Miss Liu's two brothers are also back in Chongqing, her father has retired with honor, and her family has emerged from the years of storm more or less intact.
"I used to think," she recalls, "that the meaning of life lay in contributing one's all to society. I used to think that no sacrifice was too great, that the individual had to submerge his own interest in that of society as a whole.
"I haven't totally lost that ideal," she says. "I still think life must be magnificent, and to be magnificent it must be meaningful. But one-sided contributions are not enough. Each of us has something to contribute to society , and in return society must also contribute something to each one of us.
"The life we lead has to be a life that satisfies us and that also contributes to society. There has to be a balance." Miss Liu is fortunate, and she knows it. Very few of her contemporaries sent to the countryside have managed to gain, however late, the university education the Cultural Revolution denied them.

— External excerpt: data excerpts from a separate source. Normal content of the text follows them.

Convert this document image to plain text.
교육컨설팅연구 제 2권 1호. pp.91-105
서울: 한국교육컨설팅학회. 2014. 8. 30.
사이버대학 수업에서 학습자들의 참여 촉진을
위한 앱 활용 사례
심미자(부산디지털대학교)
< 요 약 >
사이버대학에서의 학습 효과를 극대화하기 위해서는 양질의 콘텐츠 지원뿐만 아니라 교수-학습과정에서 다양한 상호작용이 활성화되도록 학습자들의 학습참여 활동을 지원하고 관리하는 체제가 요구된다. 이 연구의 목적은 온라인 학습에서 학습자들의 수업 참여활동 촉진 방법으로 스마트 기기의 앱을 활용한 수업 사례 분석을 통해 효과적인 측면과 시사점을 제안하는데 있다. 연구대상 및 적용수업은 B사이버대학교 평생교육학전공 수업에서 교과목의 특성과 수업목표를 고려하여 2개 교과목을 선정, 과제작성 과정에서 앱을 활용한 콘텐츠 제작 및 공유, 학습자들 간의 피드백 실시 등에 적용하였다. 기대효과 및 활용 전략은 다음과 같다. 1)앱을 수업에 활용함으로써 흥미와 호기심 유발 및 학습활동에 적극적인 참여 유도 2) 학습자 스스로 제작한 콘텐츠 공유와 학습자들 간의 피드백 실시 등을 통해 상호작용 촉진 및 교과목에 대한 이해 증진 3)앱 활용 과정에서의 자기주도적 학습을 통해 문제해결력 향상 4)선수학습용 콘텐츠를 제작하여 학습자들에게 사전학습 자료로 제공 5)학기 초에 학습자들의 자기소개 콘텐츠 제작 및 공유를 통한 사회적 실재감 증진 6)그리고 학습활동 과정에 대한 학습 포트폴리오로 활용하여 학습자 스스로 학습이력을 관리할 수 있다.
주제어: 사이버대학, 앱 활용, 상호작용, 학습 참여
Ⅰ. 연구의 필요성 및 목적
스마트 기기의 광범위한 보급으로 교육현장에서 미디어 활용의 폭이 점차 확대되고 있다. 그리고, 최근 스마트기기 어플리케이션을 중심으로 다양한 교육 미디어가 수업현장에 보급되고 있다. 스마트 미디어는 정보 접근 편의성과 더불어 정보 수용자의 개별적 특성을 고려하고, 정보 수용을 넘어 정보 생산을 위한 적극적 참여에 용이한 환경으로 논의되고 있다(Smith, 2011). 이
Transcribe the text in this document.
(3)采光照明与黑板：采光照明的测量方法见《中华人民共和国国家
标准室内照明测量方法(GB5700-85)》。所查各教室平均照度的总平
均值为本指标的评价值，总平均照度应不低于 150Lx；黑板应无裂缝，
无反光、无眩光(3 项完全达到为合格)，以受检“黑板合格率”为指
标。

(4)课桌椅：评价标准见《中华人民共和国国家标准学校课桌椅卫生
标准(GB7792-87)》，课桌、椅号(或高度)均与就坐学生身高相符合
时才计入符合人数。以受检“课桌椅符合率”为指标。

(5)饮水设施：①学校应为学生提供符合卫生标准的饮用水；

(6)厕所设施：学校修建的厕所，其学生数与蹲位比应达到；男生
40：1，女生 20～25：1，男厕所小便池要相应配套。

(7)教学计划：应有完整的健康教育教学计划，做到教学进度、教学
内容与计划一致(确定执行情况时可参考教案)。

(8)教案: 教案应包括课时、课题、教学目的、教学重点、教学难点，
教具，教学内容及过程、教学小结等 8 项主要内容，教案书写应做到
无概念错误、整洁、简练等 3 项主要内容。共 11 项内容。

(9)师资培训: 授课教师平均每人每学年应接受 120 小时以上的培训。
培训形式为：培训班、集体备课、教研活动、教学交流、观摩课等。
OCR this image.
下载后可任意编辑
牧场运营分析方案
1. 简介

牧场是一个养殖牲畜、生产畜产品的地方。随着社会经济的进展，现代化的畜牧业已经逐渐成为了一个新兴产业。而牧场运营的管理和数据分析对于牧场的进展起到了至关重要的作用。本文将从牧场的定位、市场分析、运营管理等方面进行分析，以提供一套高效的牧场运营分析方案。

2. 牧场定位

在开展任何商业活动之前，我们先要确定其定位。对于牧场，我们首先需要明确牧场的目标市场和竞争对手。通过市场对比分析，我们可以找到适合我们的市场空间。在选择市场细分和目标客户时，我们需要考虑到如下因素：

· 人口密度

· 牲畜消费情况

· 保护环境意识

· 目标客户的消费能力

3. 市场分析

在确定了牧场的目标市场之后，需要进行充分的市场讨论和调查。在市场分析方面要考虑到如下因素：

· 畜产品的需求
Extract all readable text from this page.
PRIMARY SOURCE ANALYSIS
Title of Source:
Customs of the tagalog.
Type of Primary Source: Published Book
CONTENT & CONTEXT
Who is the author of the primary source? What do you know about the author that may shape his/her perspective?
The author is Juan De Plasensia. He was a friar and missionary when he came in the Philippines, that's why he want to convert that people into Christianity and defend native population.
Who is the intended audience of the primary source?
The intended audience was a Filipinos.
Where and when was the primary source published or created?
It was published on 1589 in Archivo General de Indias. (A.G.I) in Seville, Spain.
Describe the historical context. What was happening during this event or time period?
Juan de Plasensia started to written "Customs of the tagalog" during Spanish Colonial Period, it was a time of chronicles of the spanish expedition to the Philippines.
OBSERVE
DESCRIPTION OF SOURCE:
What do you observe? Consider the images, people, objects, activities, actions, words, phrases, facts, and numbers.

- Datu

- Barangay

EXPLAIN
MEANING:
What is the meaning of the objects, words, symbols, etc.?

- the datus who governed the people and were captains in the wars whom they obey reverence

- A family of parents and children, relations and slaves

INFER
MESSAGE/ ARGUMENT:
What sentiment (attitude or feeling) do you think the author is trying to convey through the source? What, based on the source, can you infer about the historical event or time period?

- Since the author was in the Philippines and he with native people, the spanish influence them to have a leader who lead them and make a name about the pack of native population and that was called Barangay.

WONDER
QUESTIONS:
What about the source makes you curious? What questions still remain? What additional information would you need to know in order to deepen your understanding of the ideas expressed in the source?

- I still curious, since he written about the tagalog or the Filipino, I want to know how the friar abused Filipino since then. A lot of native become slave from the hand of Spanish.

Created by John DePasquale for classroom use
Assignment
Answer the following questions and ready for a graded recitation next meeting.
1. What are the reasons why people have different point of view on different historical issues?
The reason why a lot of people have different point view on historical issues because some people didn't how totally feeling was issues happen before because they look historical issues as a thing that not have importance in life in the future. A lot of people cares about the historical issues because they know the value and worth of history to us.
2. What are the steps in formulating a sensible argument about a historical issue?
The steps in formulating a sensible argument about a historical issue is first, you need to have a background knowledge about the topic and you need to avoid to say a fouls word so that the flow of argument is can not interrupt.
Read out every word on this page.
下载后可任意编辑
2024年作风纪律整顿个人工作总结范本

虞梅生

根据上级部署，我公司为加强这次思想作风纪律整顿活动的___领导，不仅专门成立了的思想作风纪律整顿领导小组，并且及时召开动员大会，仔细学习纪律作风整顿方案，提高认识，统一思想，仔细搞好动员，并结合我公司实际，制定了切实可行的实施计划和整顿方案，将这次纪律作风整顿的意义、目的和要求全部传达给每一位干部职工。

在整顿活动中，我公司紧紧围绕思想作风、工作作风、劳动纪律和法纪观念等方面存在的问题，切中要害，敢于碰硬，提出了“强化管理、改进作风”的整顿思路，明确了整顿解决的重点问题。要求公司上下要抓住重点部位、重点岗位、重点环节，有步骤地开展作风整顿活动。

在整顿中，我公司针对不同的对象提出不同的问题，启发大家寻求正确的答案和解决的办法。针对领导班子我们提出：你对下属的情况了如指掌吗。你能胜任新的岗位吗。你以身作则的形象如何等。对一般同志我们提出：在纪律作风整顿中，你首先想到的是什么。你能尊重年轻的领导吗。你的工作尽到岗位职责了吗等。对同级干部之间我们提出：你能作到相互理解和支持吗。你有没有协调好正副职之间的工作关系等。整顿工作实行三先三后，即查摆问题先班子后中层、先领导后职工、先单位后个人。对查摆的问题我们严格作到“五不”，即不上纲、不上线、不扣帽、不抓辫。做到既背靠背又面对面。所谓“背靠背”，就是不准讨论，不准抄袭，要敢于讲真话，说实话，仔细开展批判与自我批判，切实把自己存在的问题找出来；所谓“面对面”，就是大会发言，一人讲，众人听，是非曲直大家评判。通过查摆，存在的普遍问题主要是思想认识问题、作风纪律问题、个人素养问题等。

At the same time much of her good fortune is due to her own grit, her unwillingness to give up, her lack of bitterness and resentment over all the experiences she was forced to undergo.
She may be wiser today than she was at 18. But she is, one imagines, as clear-eyed as she was then, willing to meet whatever challenges the future may bring. She still has one major family goal: to reunite herself with her husband and six-year-old daughter. The present national policy is to reunite divided families, but in practice this is often difficult, particularly in cases such as that of Miss Liu's husband. As a doctor, the remote county where he works finds him indispensable and will be extremely reluctant to let him go.
Meanwhile, she has her university degree to complete. And as her own job prospects depend on her academic results and as the kind of job she gets will in turn influence her husband's reassignment prospects, she has every incentive to study hard.
"I am happy," she said, "because there is meaning in what I am doing. I am working for my country, for my husband, for my daughter -- and for mysel f."